- Native name: Александр Васильевич Пыльцын
- Born: 18 November 1923
- Died: 30 March 2018 (aged 94)
- Allegiance: Soviet Union
- Service / branch: Red Army
- Rank: Lieutenant
- Unit: 8th Independent Penal Battalion
- Awards: Order of the Red Banner Order of the Patriotic War Order of the Red Star

= Alexander Pylcyn =

Soviet Battalion Commander

Alexander Vasilevich Pylcyn (Александр Васильевич Пыльцын; 18 November 1923 – 30 March 2018) was a Soviet Battalion Commander during the Great Patriotic War. Pylcyn commanded the 8th Independent Penal Battalion. During his service in the Soviet Army, he was awarded the Order of the Red Banner and the Order of the Red Star, both highly recognized medals in the former Soviet Union.

==8th Independent Penal Battalion==
The 8th Independent Penal Battalion was part of the 11th Guards Army. It was made up largely of disgraced soldiers and officers, dangerous prisoners of war, and political enemies, brought from throughout the Soviet Union to join the Battalion. The disgraced soldiers usually came from the front line. If a Company Commissar observed soldiers making defeatist comments, or willingly surrendering territory, he could either mark them up for a summary execution, or, force them to join a Penal Battalion. Although the soldier got a second chance at life, sometimes being in a Penal Battalion was a fate worse than death. The prisoners of war were mostly German prisoners captured by the Soviets. Many of these prisoners had lost the will to fight, and were bullied into Penal Battalions by Soviet generals and commissars. The few political prisoners that came into the Battalion were from the Gulag in Siberia. The Battalion favoured fighting in difficult terrain areas.

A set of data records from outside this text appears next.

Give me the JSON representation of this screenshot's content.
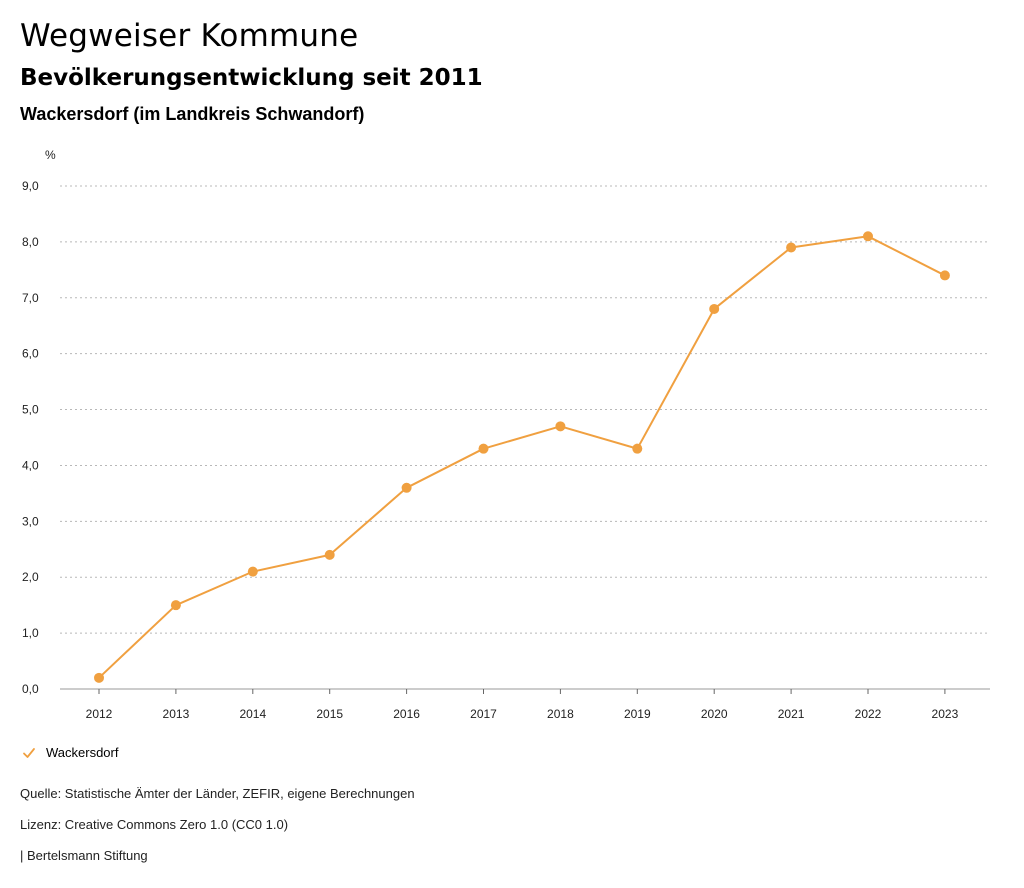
{
  "header": {
    "title": "Wegweiser Kommune",
    "subtitle": "Bevölkerungsentwicklung seit 2011",
    "region": "Wackersdorf (im Landkreis Schwandorf)"
  },
  "legend": {
    "label": "Wackersdorf",
    "icon": "checkmark-icon"
  },
  "footer": {
    "source": "Quelle: Statistische Ämter der Länder, ZEFIR, eigene Berechnungen",
    "license": "Lizenz: Creative Commons Zero 1.0 (CC0 1.0)",
    "brand": "| Bertelsmann Stiftung"
  },
  "colors": {
    "series": "#f0a040",
    "grid": "#b8b8b8"
  },
  "chart_data": {
    "type": "line",
    "title": "Bevölkerungsentwicklung seit 2011",
    "xlabel": "",
    "ylabel": "%",
    "ylim": [
      0,
      9
    ],
    "yticks": [
      0,
      1,
      2,
      3,
      4,
      5,
      6,
      7,
      8,
      9
    ],
    "ytick_labels": [
      "0,0",
      "1,0",
      "2,0",
      "3,0",
      "4,0",
      "5,0",
      "6,0",
      "7,0",
      "8,0",
      "9,0"
    ],
    "categories": [
      "2012",
      "2013",
      "2014",
      "2015",
      "2016",
      "2017",
      "2018",
      "2019",
      "2020",
      "2021",
      "2022",
      "2023"
    ],
    "series": [
      {
        "name": "Wackersdorf",
        "values": [
          0.2,
          1.5,
          2.1,
          2.4,
          3.6,
          4.3,
          4.7,
          4.3,
          6.8,
          7.9,
          8.1,
          7.4
        ]
      }
    ],
    "grid": true,
    "legend_position": "bottom-left"
  }
}
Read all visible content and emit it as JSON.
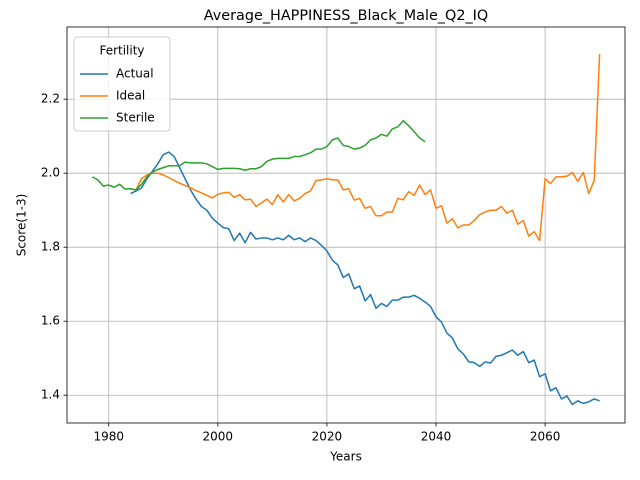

==The Great Patriotic War==
Pylcyn began his military career at 18 years old in 1941 when he volunteered to join the army. He fought in many minor battles throughout 1943 and was offered to command the 8ya Otdyelnaya Shtrafnoy Batalon—the 8th Independent Penal Battalion—which he accepted. The newly formed penal battalion then began to fight its first battles on the Eastern Front, commanded by Pylcyn.

The Battalion's first major operation was the summer offensive of Operation Bagration in 1944. The operation went badly for the Battalion; it is estimated that over 80% of Pylcyn's men died during the operation. The penal battalions were usually the first to be thrown into the front line. During the offensive the Battalion probed through marshes, barbed wire defenses, and minefields. Pylcyn marked a safe path through the minefield with white flags. The Battalion would advance through quiet parts of the line, searching for weak points in the German defenses. The Battalion eventually came across a German fortification full of German infantry and assaulted the fortification. It was here that 80% of the men lost their lives. The Battalion did still manage to take the fortification, however, Pylcyn was badly wounded.

Pylcyn was transported to a Soviet field hospital. While being treated in the hospital, he met a young nurse who would eventually become his wife. Her name was Rita Makarievskaya. The two were married before the war ended. When Pylcyn was discharged, he and Rita rejoined the Battalion, with Rita acting as the Battalion nurse. Rita saved many lives in the Vistula-Oder operation. Pylcyn's last battle was the final assault on Berlin. Alexander Pylcyn and Rita Makarievskaya were married in the last months of the war. Pylcyn survived the Great Patriotic War. After the war, Pylcyn wrote a book about his war experience called; Penalty Strike. As of 2018, he lived in St. Petersburg, Russia. He died on 30 March 2018 at the age of 94.